Levantei a cabeça e sorri.
- Para quem não acreditava na gente, você está bem interessado no assunto. - comentei.

Peter fechou a cara e disse:
- Só estava tentando ter uma conversa pacífica. Depois não me culpe por ser arrogante.

Soltei uma risada e fechei os olhos, tentando lembrar.
- Tudo começava a funcionar cedo. Às nove da manhã, nossos cafés-da-manhã eram deixados na frente da nossa porta. Logo depois, seguíamos para uma sala com um professor, onde passávamos toda a manhã estudando. Almoçava em uma sala com o Gê e eu acabava tirando algumas dúvidas com ele. Depois, eu seguia para uma sala onde tinha uma série de exercícios estabelecida para cada dia. As segundas, quartas e sextas, fazia artes marciais. As terças, yoga. Quintas eram reservadas para meditação e esportes mais calmos, como natação ou boxe. Aos finais de semana, testava algumas armas que os doutores criavam. Sabe, aquelas que pessoas comuns não poderiam testar. No final da tarde, ia direto para a esteira. Enquanto corria, exames de alta precisão eram feitos. Após algumas horas correndo, meus exercícios se encerravam. Com o passar do tempo e ajuda do Gê, aprendi a ler os exames e me autoavaliar. Por último, jantava e ir para minha cela, descansar. - contei.
- Uau! Isso é ...- começou ele.
- Muito? Talvez. Como disse, com o passar do tempo, você se acostuma. - completei.
- E qual sua ligação com ele? - perguntou Peter, gesticulando a cabeça na direção de Gê.
- Ele foi levando para a cela ao lado com quatro anos. Desde então, somos amigos. Ele é a única pessoa que tinha para conversar. Os doutores mal mantem um contato visual conosco, imagina uma conversa. Raramente, quando queriam algo de nós, eles pediam e assim conseguíamos trocar algumas palavras.

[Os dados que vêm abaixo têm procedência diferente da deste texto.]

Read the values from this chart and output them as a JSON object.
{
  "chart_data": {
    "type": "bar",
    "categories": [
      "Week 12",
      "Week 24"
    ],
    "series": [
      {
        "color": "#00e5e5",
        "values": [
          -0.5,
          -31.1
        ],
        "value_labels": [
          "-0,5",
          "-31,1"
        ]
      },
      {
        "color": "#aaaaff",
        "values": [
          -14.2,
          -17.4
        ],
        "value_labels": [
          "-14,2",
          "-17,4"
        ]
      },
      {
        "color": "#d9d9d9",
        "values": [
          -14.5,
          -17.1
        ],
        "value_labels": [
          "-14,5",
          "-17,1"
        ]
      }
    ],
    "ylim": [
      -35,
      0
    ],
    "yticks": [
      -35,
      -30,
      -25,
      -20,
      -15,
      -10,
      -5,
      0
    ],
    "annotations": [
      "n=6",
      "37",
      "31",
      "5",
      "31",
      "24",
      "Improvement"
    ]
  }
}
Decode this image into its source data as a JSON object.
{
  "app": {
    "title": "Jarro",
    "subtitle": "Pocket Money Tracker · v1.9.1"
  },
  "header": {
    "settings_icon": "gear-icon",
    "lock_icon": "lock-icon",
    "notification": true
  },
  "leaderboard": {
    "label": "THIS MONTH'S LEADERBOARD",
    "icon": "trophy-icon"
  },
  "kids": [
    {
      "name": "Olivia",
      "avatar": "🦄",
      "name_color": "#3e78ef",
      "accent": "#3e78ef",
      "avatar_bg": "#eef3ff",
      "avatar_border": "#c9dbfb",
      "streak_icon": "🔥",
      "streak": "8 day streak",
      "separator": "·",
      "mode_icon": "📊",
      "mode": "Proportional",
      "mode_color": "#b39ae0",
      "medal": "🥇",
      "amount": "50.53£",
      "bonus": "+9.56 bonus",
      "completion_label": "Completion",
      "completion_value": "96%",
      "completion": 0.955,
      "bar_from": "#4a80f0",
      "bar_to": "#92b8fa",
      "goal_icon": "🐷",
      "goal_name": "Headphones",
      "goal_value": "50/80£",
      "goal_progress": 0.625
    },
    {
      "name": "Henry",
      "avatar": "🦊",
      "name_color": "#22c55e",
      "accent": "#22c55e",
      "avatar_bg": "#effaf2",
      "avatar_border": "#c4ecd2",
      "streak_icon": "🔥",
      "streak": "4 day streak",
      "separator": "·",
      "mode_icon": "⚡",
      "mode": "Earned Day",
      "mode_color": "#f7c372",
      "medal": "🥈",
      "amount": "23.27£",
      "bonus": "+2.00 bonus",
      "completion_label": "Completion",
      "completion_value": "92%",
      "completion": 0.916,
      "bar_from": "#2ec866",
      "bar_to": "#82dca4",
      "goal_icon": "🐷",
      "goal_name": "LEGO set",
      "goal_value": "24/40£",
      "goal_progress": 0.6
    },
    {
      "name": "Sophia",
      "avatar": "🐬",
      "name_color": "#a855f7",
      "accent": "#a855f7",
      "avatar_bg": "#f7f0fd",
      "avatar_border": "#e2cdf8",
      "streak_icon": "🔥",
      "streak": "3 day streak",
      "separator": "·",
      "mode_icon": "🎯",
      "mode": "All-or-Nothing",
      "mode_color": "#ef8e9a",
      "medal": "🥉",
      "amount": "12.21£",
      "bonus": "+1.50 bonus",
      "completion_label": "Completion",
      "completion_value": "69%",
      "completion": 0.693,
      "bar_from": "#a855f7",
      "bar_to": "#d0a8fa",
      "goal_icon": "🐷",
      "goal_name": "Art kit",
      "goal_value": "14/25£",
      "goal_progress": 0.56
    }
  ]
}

Queria poder dizer que minha amizade com o Gê se fortaleceu devido as aventuras que tivemos ao longo dos anos, assim como li em livros. Todavia isso seria mentira. Nossa amizade se fortaleceu pela convivência. - expliquei, levantando a cabeça.

Peter apenas assentiu. De certo modo, senti-me na obrigação de fazer a conversa continuar. Se tivéssemos uma boa comunicação, poderíamos evitar futuros problemas entre nós e focar em nossos objetivos. No meio da atual situação conflituosa, eu poderia apaziguar as intrigas presentes. Contudo, para isso acontecer, ambos os lados teriam que se conhecer. O tempo todo, Esther pareceu disposta a escutar, procurando entender. Courtney, por ser uma criança, talvez nem compreenda direito. Talvez entendesse bem a situação, mas se mostra indiferente.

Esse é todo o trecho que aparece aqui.